The capital’s premier index fell 0.31 per cent to 7,200.43 points during the opening session today.

Miners lined the fallers column, with Anglo America, Rio Tinto and BHP all dropping more than 3.40 per cent.

Concerns that embattled Chinese property giant Evergrande is likely to miss a bond payment deadline that will officially push it into default soured investor sentiment toward mining stocks.

China is the world’s largest consumer of metals and minerals, meaning a further clampdown from Beijing on the country’s heavily indebted real estate sector if Evergrande collapses is likely to weigh on global demand for miners’ output.

Danni Hewson, financial analyst at AJ Bell, said: “The FTSE 100 slipped in early trading on Thursday as China’s Evergrande crisis reared its ugly head again.” 

“The heavily indebted property developer failed to complete a key asset sale to leave it teetering amid fears of wider contagion from a potential collapse of the business.”

“This hit stocks with Chinese exposure, most notably the mining sector.
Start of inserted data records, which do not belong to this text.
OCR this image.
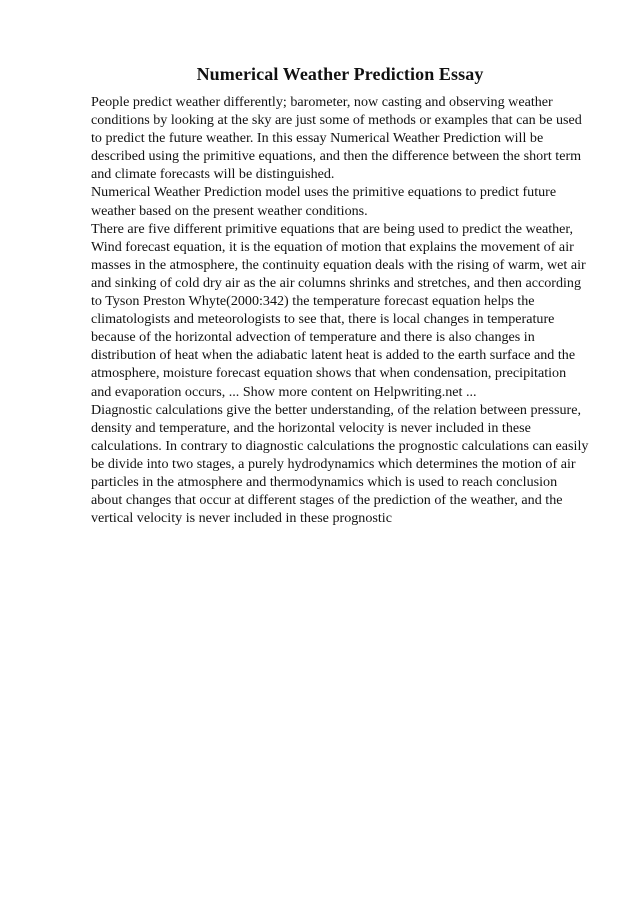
Numerical Weather Prediction Essay

People predict weather differently; barometer, now casting and observing weather conditions by looking at the sky are just some of methods or examples that can be used to predict the future weather. In this essay Numerical Weather Prediction will be described using the primitive equations, and then the difference between the short term and climate forecasts will be distinguished.

Numerical Weather Prediction model uses the primitive equations to predict future weather based on the present weather conditions.

There are five different primitive equations that are being used to predict the weather, Wind forecast equation, it is the equation of motion that explains the movement of air masses in the atmosphere, the continuity equation deals with the rising of warm, wet air and sinking of cold dry air as the air columns shrinks and stretches, and then according to Tyson Preston Whyte(2000:342) the temperature forecast equation helps the climatologists and meteorologists to see that, there is local changes in temperature because of the horizontal advection of temperature and there is also changes in distribution of heat when the adiabatic latent heat is added to the earth surface and the atmosphere, moisture forecast equation shows that when condensation, precipitation and evaporation occurs, ... Show more content on Helpwriting.net ...

Diagnostic calculations give the better understanding, of the relation between pressure, density and temperature, and the horizontal velocity is never included in these calculations. In contrary to diagnostic calculations the prognostic calculations can easily be divide into two stages, a purely hydrodynamics which determines the motion of air particles in the atmosphere and thermodynamics which is used to reach conclusion about changes that occur at different stages of the prediction of the weather, and the vertical velocity is never included in these prognostic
China is the world’s biggest consumer of many metals and minerals.”

Banking stocks also weighed the FTSE 100 down, with Lloyds and NatWest dipping 2.19 per cent and 1.81 per cent respectively.

The falls came as Barclays posted its strongest ever third quarter year to date profits, driven by a strong performance in its investment banking division.

Other British banking giants have reduced investment banking activity, indicating their third quarter earnings will be weak compared to Barclays.

The mid-cap FTSE 250 edged up 0.06 per cent, led higher by cybersecurity firm Darktrace jumping 3.84 per cent.

The pound weakened 0.22 per cent against the greenback to buy $1.3793.